Le tribunal de proximité de Sète a rendu son verdict dans une affaire opposant un propriétaire âgé de 79 ans à son locataire, Joël Armentier, élu d'opposition RN à Mèze. L'ancien ostréiculteur Jean-Jacques Granal pourra récupérer sa maison située dans le lotissement de l'Embatut, après une procédure judiciaire longue d'un an et demi.
Une demande de reprise amicale qui tourne au conflit
En 2024, après douze ans de location, Jean-Jacques Granal a demandé à Joël Armentier, également ostréiculteur et ami de longue date, de lui restituer le logement. La maison avait été construite pour le fils du propriétaire, décédé depuis. Le préavis légal était de six mois. Cependant, huit mois après cette demande, rien n'avait changé.
L'épouse de Jean-Jacques Granal explique : "Mon mari, malade et âgé, souhaitait retourner vivre dans cette maison proche de l'étang, à Mèze où il est né." Le propriétaire a alors fait appel à un huissier en septembre 2024, obtenant un délai jusqu'au 30 avril 2025 pour le départ du locataire. Mais le 1er mai 2025, Joël Armentier a refusé de quitter les lieux.

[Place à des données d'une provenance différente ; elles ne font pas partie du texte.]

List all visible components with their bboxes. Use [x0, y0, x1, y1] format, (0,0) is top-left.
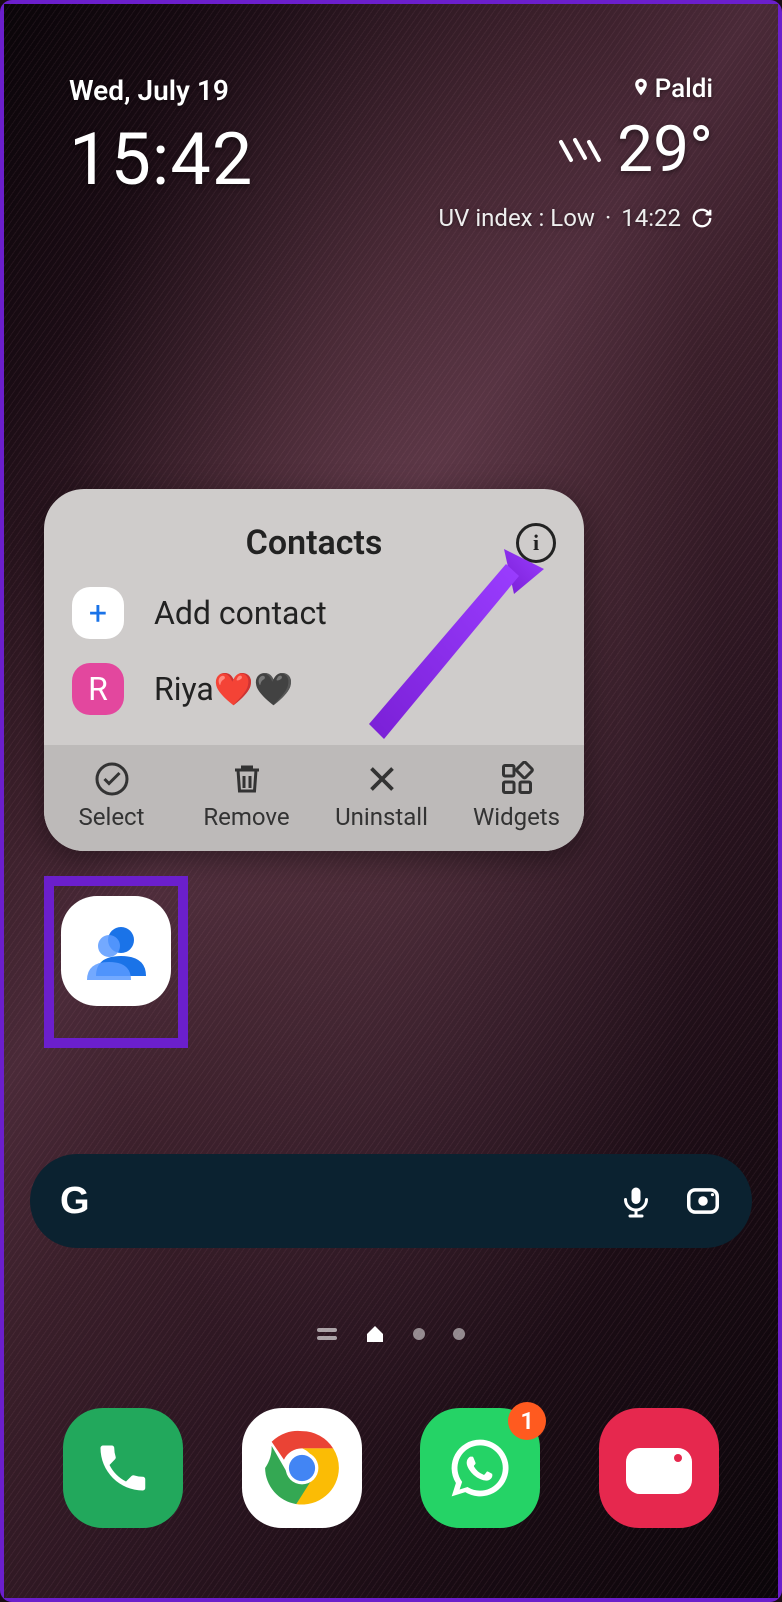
person-icon — [81, 916, 151, 986]
chrome-app-icon[interactable] — [242, 1408, 362, 1528]
camera-icon — [624, 1440, 694, 1496]
trash-icon — [229, 761, 265, 797]
shortcut-label: Riya❤️🖤 — [154, 670, 294, 708]
apps-page-icon — [317, 1326, 337, 1342]
phone-icon — [93, 1438, 153, 1498]
page-dot — [413, 1328, 425, 1340]
page-dot — [453, 1328, 465, 1340]
uninstall-action[interactable]: Uninstall — [314, 761, 449, 831]
temperature-text: 29° — [617, 112, 713, 187]
shortcut-contact-riya[interactable]: R Riya❤️🖤 — [44, 651, 584, 735]
dock: 1 — [34, 1408, 748, 1528]
select-icon — [94, 761, 130, 797]
mic-icon[interactable] — [618, 1183, 654, 1219]
lens-icon[interactable] — [684, 1182, 722, 1220]
app-info-button[interactable]: i — [516, 523, 556, 563]
shortcut-label: Add contact — [154, 594, 327, 632]
action-label: Uninstall — [335, 803, 428, 831]
camera-app-icon[interactable] — [599, 1408, 719, 1528]
date-text: Wed, July 19 — [69, 74, 253, 107]
time-text: 15:42 — [69, 117, 253, 202]
google-search-bar[interactable]: G — [30, 1154, 752, 1248]
google-g-icon: G — [60, 1180, 90, 1223]
clock-widget[interactable]: Wed, July 19 15:42 — [69, 74, 253, 202]
weather-widget[interactable]: Paldi 29° — [555, 74, 713, 202]
plus-icon: + — [72, 587, 124, 639]
annotation-highlight — [44, 876, 188, 1048]
contact-avatar-icon: R — [72, 663, 124, 715]
select-action[interactable]: Select — [44, 761, 179, 831]
page-indicator[interactable] — [4, 1324, 778, 1344]
widgets-icon — [499, 761, 535, 797]
chrome-icon — [261, 1427, 343, 1509]
popup-title: Contacts — [74, 523, 554, 563]
shortcut-add-contact[interactable]: + Add contact — [44, 575, 584, 651]
remove-action[interactable]: Remove — [179, 761, 314, 831]
app-context-popup: Contacts i + Add contact R Riya❤️🖤 Selec… — [44, 489, 584, 851]
widgets-action[interactable]: Widgets — [449, 761, 584, 831]
home-page-icon — [365, 1324, 385, 1344]
phone-app-icon[interactable] — [63, 1408, 183, 1528]
notification-badge: 1 — [508, 1402, 546, 1440]
location-label: Paldi — [555, 74, 713, 104]
action-label: Remove — [203, 803, 289, 831]
weather-icon — [555, 132, 605, 168]
x-icon — [364, 761, 400, 797]
weather-subline: UV index : Low·14:22 — [439, 204, 713, 232]
action-label: Widgets — [473, 803, 560, 831]
whatsapp-app-icon[interactable]: 1 — [420, 1408, 540, 1528]
action-label: Select — [79, 803, 145, 831]
whatsapp-icon — [446, 1434, 514, 1502]
contacts-app-icon[interactable] — [61, 896, 171, 1006]
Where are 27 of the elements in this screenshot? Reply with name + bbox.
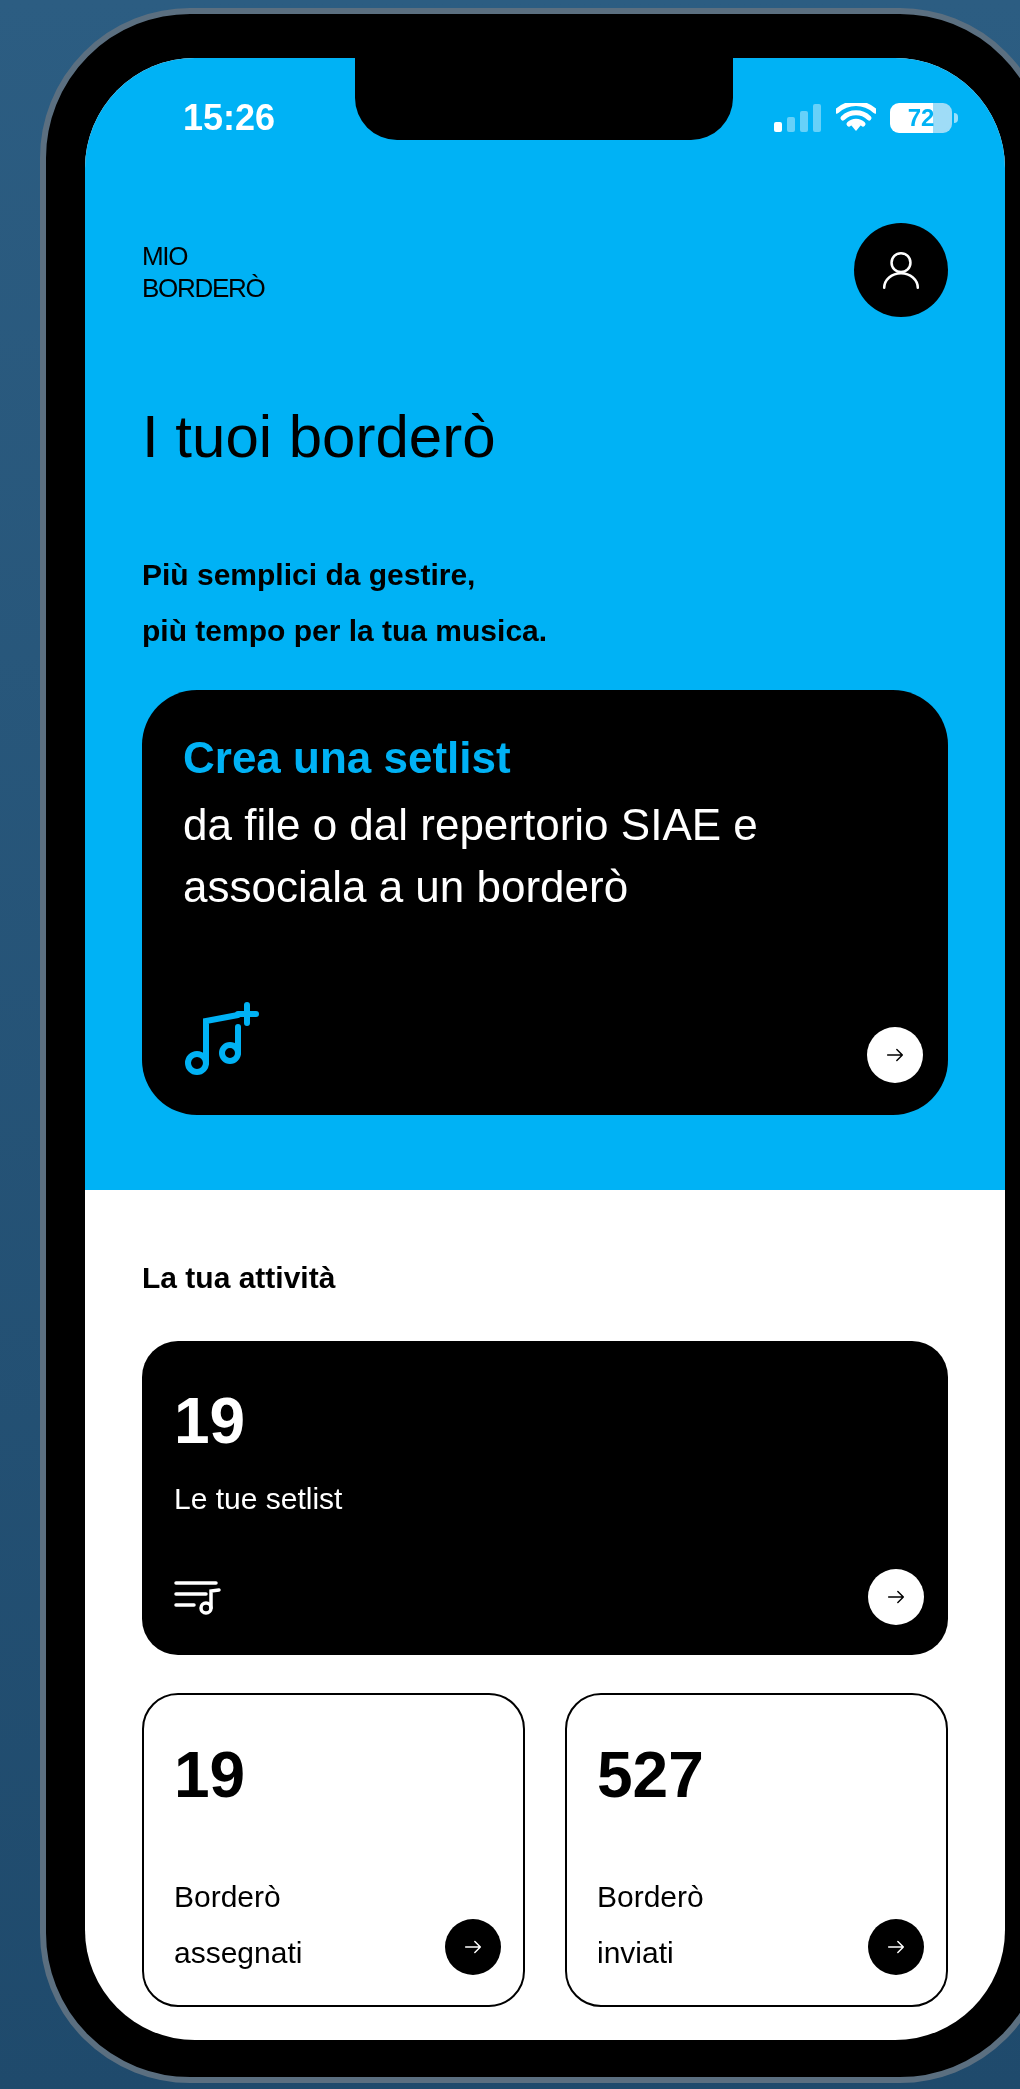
stat-count: 19 bbox=[174, 1384, 247, 1459]
stat-card[interactable]: 527 Borderò inviati bbox=[565, 1693, 948, 2007]
page-title: I tuoi borderò bbox=[142, 402, 497, 472]
arrow-button[interactable] bbox=[445, 1919, 501, 1975]
stat-card[interactable]: 19 Borderò assegnati bbox=[142, 1693, 525, 2007]
create-setlist-card[interactable]: Crea una setlist da file o dal repertorio SIAE e associala a un borderò bbox=[142, 690, 948, 1115]
signal-icon bbox=[774, 104, 822, 132]
stat-label: Le tue setlist bbox=[174, 1481, 344, 1517]
stat-count: 19 bbox=[174, 1738, 247, 1813]
app-logo: MIO BORDERÒ bbox=[142, 240, 265, 304]
card-title: Crea una setlist bbox=[183, 732, 512, 784]
wifi-icon bbox=[836, 103, 876, 133]
arrow-button[interactable] bbox=[868, 1569, 924, 1625]
stat-count: 527 bbox=[597, 1738, 705, 1813]
playlist-icon bbox=[174, 1579, 222, 1615]
card-description: da file o dal repertorio SIAE e associala a un borderò bbox=[183, 799, 759, 913]
setlist-card[interactable]: 19 Le tue setlist bbox=[142, 1341, 948, 1655]
arrow-button[interactable] bbox=[868, 1919, 924, 1975]
stat-label: Borderò inviati bbox=[597, 1879, 705, 1971]
stat-label: Borderò assegnati bbox=[174, 1879, 304, 1971]
battery-indicator: 72 bbox=[890, 103, 952, 133]
status-time: 15:26 bbox=[183, 96, 276, 140]
arrow-button[interactable] bbox=[867, 1027, 923, 1083]
user-icon bbox=[880, 249, 922, 291]
subtitle-line: Più semplici da gestire, bbox=[142, 557, 477, 593]
subtitle-line: più tempo per la tua musica. bbox=[142, 613, 549, 649]
section-heading: La tua attività bbox=[142, 1260, 337, 1296]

Un nouveau commandement sans effet
Un second commandement de quitter les lieux a été adressé le 13 mai 2025, restant sans suite. Jean-Jacques Granal a donc saisi le tribunal pour engager une procédure d'expulsion. Après un premier report en octobre 2025, l'audience a eu lieu le 11 mars 2026. Entre-temps, Joël Armentier s'est présenté comme candidat à la mairie de Mèze, soutenu par le RN. Le propriétaire a même écrit à la députée RN de la 4e circonscription, colistière de son locataire, en février 2026, pour tenter de résoudre le litige rapidement.
La défense du locataire : insincérité et état de santé
Joël Armentier, par l'intermédiaire de son avocat, a contesté la demande de reprise, arguant que le motif était "insincère". Selon lui, les Granal, qui résident à Sète dans une maison appartenant à l'épouse, n'avaient pas de nécessité impérieuse de vivre à Mèze. Il a également invoqué la maladie grave de sa propre épouse, rendant le déménagement difficile.
La décision du tribunal
Le 15 avril 2026, le juge de proximité a donné raison à Jean-Jacques Granal. Joël Armentier a été condamné à verser 800 € de frais de justice et à quitter les lieux sous trois mois à compter de la notification, sous peine de recours à la force publique. Cependant, le juge n'ayant pas prononcé l'exécution provisoire, la décision pourrait être suspendue, car le locataire a annoncé son intention de faire appel.
Cette affaire met en lumière les tensions entre droit de propriété et droits des locataires, dans un contexte où l'élu RN de l'opposition se voit contraint de quitter son domicile.